Taylor Byas

byas

Don’t Go Getting Nostalgic

Taylor Byas

          Some years there exists a wanting to escape—
          you, floating above your certain ache

                                                        -Claudia Rankine

When cleaning my family home for the sale, I excavate memories, some
crumpled paper-portals into flashbacks. In my nightstand drawer, years

of notes I smuggled through theology classes, and my signature barely there
at the ends of diary entries, the pages golding like teeth. Another me exists

in my childhood bedroom, still thin enough to worm beneath the bed. A
version of me that still believes that loving you was enough, that wanting

things to work would make it so. In a big manila envelope labeled “Letters to
Grief,” my 16-year-old self wishes herself dead, probes a different escape

route in each dispatch. And then your letters, all of the different ways you
scribbled out our future in rushed cursive, your pen-doodled roses floating

in the margins of your promises—We’ll never be apart. And I’m not above
crying over long-lost things, but this is where it gets embarrassing. Your

name starts to bring tears to my eyes in grocery store aisles, when I hear certain
songs. I miss something I’ve forgotten the name of. What a special kind of ache.

space break

A Cut Foot Teaches Kindness

I cradle my foot like an infant’s in my grip,
a red-lipped kisser daggered into its sole
and glass still rooted in flesh—a crystal wing tip
to tweeze loose, gently. Slowly. It makes a hole

too deep to dam with pressure, my t-shirt’s hem
pressed to the wound, a poor man’s gauze, soaked through.
Last week, I called my mother on a whim
and asked her how she dealt with loneliness. You

learn to take care of yourself, become your own
prince charming. So I extract the shard like a lover
might, ask myself—does it hurt? you alright?—along
the way. I’d kiss it if I could reach.

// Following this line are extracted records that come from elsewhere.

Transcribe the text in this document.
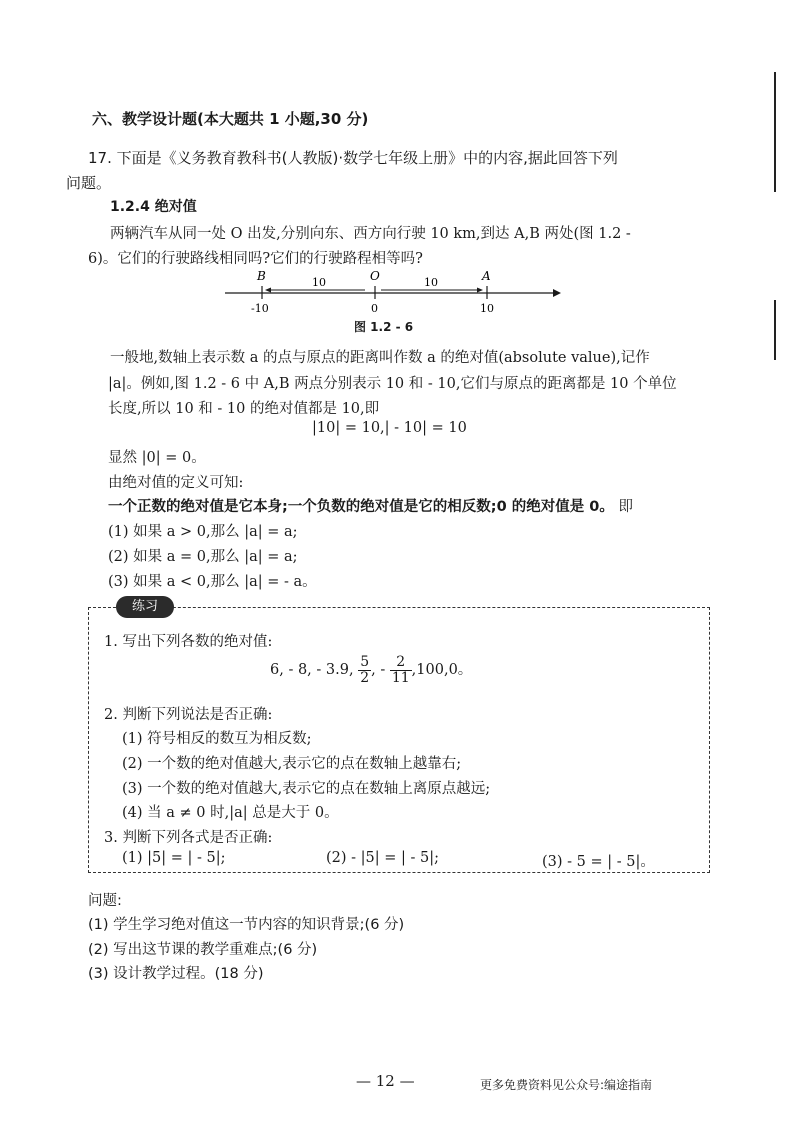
六、教学设计题(本大题共 1 小题,30 分)
17. 下面是《义务教育教科书(人教版)·数学七年级上册》中的内容,据此回答下列
问题。
1.2.4 绝对值
两辆汽车从同一处 O 出发,分别向东、西方向行驶 10 km,到达 A,B 两处(图 1.2 -
6)。它们的行驶路线相同吗?它们的行驶路程相等吗?
B	O	A
10	10
-10	0	10
图 1.2 - 6
一般地,数轴上表示数 a 的点与原点的距离叫作数 a 的绝对值(absolute value),记作
|a|。例如,图 1.2 - 6 中 A,B 两点分别表示 10 和 - 10,它们与原点的距离都是 10 个单位
长度,所以 10 和 - 10 的绝对值都是 10,即
|10| = 10,| - 10| = 10
显然 |0| = 0。
由绝对值的定义可知:
一个正数的绝对值是它本身;一个负数的绝对值是它的相反数;0 的绝对值是 0。 即
(1) 如果 a > 0,那么 |a| = a;
(2) 如果 a = 0,那么 |a| = a;
(3) 如果 a < 0,那么 |a| = - a。
练习
1. 写出下列各数的绝对值:
6, - 8, - 3.9, $\frac{5}{2}$ , - $\frac{2}{11} ,100,0$。
2. 判断下列说法是否正确:
(1) 符号相反的数互为相反数;
(2) 一个数的绝对值越大,表示它的点在数轴上越靠右;
(3) 一个数的绝对值越大,表示它的点在数轴上离原点越远;
(4) 当 a ≠ 0 时,|a| 总是大于 0。
3. 判断下列各式是否正确:
(1) |5| = | - 5|;	(2) - |5| = | - 5|;	(3) - 5 = | - 5|。
问题:
(1) 学生学习绝对值这一节内容的知识背景;(6 分)
(2) 写出这节课的教学重难点;(6 分)
(3) 设计教学过程。(18 分)
— 12 —	更多免费资料见公众号:编途指南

I’d cover

it with my lips and say there there. If healing
was as easy as this, I could get used to the feeling.

space break

Growing Pains

Deep in the catacombs
of Facebook photos, I find myself

still laughing with two old
best friends, as if time doesn’t pass

but only flips over and over
itself like a coin in the cover

of cupped hands. The three of us;
a wall of uniform polos

and khakis, our bodies beginning
and never ending, our hands

seeking the heat of the other’s shoulders
like missiles—back then,

it was much easier to ask for
what we wanted. I track changes

on each face like a poem
in revision: the deepening

of one’s eyes, the other’s nose ring
that appeared in 2014, the space

mushrooming between us
as I swipe towards the future.

I believe a picture is much less
than a thousand words—

what do we now have to say
to each other? The last photo

we have together; the three of us
huddled for warmth at a concert,

my own face blurred as I flit
out of focus, the lower half of my chin

missing. Even then, I was rushing
to be in a frame I can’t remember

being invited into.

Taylor Byas is a Black poet and essayist from Chicago. She currently lives in Cincinnati where she is a second year PhD student and Albert C. Yates Scholar at the University of Cincinnati, pursuing her degree in Creative Writing (Poetry). She is a reader for both The Rumpus and The Cincinnati Review, and the poetry editor for FlyPaper Lit. Her poetry has appeared or is forthcoming in New Ohio Review, The Journal, Borderlands Texas Poetry Review, Hobart, Pidgeonholes, and others. Her prose appears in Another Chicago Magazine, Empty Mirror, Jellyfish Review, and others.